Kobietki z Collage Cafe jakiś czas temu zaczęły akcję słownikową. Oczywiście bardzo mnie to kusiło, ale jakoś się nie zebrałam do akcji. Teraz jednak wpadł mi do głowy pomysł utylitarny, z tym, że nie wiem, na ile będzie on "artystyczny". Otóż myślę o sporządzeniu słownika dla wnusi Alusi - Ala zaczyna dźwięczeć pierwszymi słowami, więc stoimy już na progu porozumiewania się :) Słowa trzeba będzie ćwiczyć, żeby polszczyzna jak najlepiej zapisała się jej na małych szarych komórkach, żeby potem się nie popsuła, kiedy przyrzuci się ją angielszczyzną.

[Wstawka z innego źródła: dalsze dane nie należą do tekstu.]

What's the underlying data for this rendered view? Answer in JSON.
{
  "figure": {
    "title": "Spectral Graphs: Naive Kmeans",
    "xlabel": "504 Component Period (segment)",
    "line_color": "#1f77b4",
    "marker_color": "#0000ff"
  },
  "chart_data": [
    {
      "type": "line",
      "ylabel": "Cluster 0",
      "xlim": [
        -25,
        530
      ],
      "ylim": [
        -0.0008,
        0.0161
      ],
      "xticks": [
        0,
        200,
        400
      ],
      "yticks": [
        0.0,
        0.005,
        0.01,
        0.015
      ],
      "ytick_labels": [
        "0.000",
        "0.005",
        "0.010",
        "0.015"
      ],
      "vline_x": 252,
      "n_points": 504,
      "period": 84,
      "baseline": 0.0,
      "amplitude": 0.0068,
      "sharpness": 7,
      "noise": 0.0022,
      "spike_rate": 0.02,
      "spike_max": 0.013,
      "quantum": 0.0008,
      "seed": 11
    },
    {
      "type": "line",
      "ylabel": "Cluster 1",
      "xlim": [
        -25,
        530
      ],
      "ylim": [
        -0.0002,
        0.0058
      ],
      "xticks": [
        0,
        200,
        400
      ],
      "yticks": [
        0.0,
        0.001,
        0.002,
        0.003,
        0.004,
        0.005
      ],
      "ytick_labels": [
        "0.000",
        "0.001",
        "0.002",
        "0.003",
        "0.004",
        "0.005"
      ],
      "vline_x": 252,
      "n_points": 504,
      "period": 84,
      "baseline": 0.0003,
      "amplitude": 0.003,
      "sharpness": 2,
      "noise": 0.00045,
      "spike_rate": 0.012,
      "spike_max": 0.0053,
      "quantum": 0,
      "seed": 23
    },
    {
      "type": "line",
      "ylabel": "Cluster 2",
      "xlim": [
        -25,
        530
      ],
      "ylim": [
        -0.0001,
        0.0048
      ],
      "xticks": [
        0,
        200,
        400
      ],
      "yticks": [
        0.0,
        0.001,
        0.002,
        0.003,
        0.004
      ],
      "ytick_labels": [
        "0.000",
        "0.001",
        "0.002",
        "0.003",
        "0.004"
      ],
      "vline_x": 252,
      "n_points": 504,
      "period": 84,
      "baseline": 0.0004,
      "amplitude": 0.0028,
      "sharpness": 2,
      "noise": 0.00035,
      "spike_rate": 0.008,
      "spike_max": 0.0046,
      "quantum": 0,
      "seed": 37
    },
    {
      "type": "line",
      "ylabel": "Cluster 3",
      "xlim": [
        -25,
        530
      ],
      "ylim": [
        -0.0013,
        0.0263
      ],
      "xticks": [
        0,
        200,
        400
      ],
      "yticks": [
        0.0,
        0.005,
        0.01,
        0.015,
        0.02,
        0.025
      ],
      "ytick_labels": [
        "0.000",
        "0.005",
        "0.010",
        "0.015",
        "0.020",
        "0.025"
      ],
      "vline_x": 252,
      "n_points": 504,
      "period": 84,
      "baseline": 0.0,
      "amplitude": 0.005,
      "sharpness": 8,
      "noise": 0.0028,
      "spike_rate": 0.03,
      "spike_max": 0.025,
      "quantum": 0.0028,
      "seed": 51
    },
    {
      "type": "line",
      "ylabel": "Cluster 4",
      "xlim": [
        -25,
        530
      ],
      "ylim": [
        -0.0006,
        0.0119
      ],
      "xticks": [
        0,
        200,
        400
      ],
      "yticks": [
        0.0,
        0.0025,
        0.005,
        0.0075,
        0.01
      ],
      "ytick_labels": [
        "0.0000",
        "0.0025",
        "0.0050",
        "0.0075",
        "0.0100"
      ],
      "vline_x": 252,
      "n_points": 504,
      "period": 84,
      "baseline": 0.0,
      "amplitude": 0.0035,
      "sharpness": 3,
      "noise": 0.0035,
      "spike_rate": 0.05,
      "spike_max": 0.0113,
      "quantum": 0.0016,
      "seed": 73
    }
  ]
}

Takoż i moje słówka będą proste, rzeczownikowe zapewne - na kartonikach 3x3 cale, czyli 7,5 x 7,5 cm. Zostaną przedziurkowane i spięte kółkiem, co utworzy swego rodzaju książeczkę. Będzie też można kartoniki rozłożyć, wykorzystać do gier, układanek... o ile babci szkieuce starczy zapału na stworzenie większej ich ilości.

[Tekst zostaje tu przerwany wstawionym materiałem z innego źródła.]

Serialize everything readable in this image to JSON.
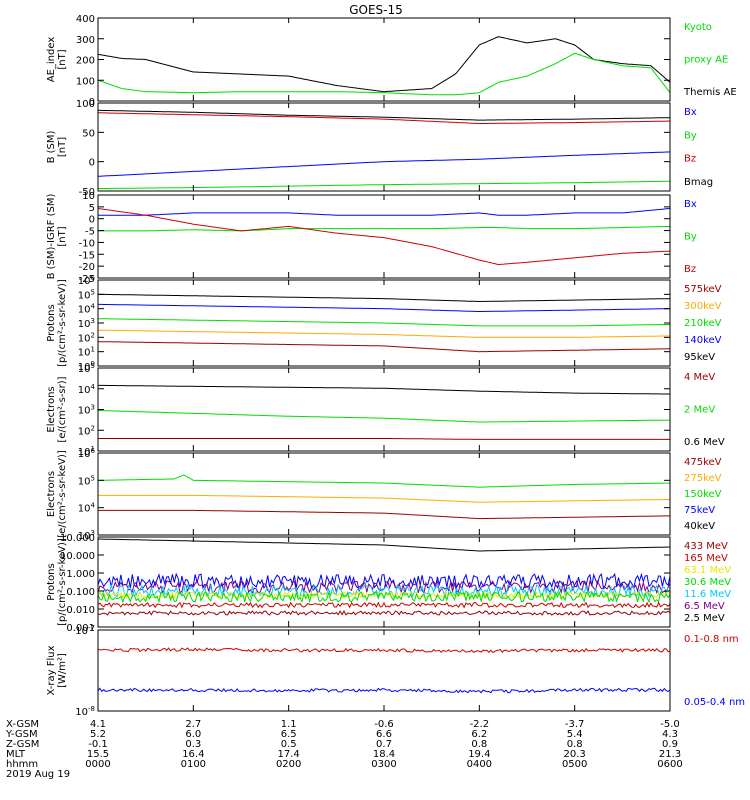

I rozumiem, że lawenda nie jest najbardziej podstawowym słowem w dziecięcym słowniku, ale gdzieś trzeba było zacząć, a akurat napatoczyły się w pracy obrazki z lawendami :)

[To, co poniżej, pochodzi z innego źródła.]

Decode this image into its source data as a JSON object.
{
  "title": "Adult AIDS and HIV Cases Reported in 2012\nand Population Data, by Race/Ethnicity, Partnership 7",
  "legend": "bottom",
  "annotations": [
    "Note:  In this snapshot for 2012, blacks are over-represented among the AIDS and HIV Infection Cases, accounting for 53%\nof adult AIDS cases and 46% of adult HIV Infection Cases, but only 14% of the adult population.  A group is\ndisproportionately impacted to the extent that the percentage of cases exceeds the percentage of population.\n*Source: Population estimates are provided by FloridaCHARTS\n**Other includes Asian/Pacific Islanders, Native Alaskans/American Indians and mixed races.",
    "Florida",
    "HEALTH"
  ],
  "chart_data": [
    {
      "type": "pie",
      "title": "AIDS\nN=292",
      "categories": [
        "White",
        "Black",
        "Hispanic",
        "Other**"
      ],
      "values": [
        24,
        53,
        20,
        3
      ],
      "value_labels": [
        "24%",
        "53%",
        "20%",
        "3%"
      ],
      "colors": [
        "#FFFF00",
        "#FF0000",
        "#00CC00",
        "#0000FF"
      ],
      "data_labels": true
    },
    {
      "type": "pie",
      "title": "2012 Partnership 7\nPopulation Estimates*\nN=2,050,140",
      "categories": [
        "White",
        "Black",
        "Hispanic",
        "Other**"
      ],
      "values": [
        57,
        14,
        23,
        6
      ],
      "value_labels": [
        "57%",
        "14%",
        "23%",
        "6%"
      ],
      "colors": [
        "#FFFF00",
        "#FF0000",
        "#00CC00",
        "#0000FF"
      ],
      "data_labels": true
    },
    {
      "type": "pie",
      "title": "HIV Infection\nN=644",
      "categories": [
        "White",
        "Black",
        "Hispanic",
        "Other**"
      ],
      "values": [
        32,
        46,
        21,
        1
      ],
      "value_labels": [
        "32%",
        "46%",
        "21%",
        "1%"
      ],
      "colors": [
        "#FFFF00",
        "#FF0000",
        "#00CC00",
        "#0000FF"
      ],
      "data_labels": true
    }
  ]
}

I jeszcze dorzucę (delikatnie, coby się nie potłukły) stertę jajecznych prefabrykatów, nad którymi pracuje się od kilku dni. Jajca są szmatkowo-pasmanteriowe, więc z radością grzebię w pudłach pełnych przydasiów (i, jak zwykle, ubywa ich tycio-tycio, redukcja zasobów minimalna...). Dowiedziałam się przy tym, że na przykład przylepianie błękitnej aksamitki na kleju nie działa - zostają plamki :( Spróbuję przytwierdzić jakieś ząbki albo coś na wierzchu, może się zamaskuje. Bo szkoda mi wyrzucić te dwa jajca.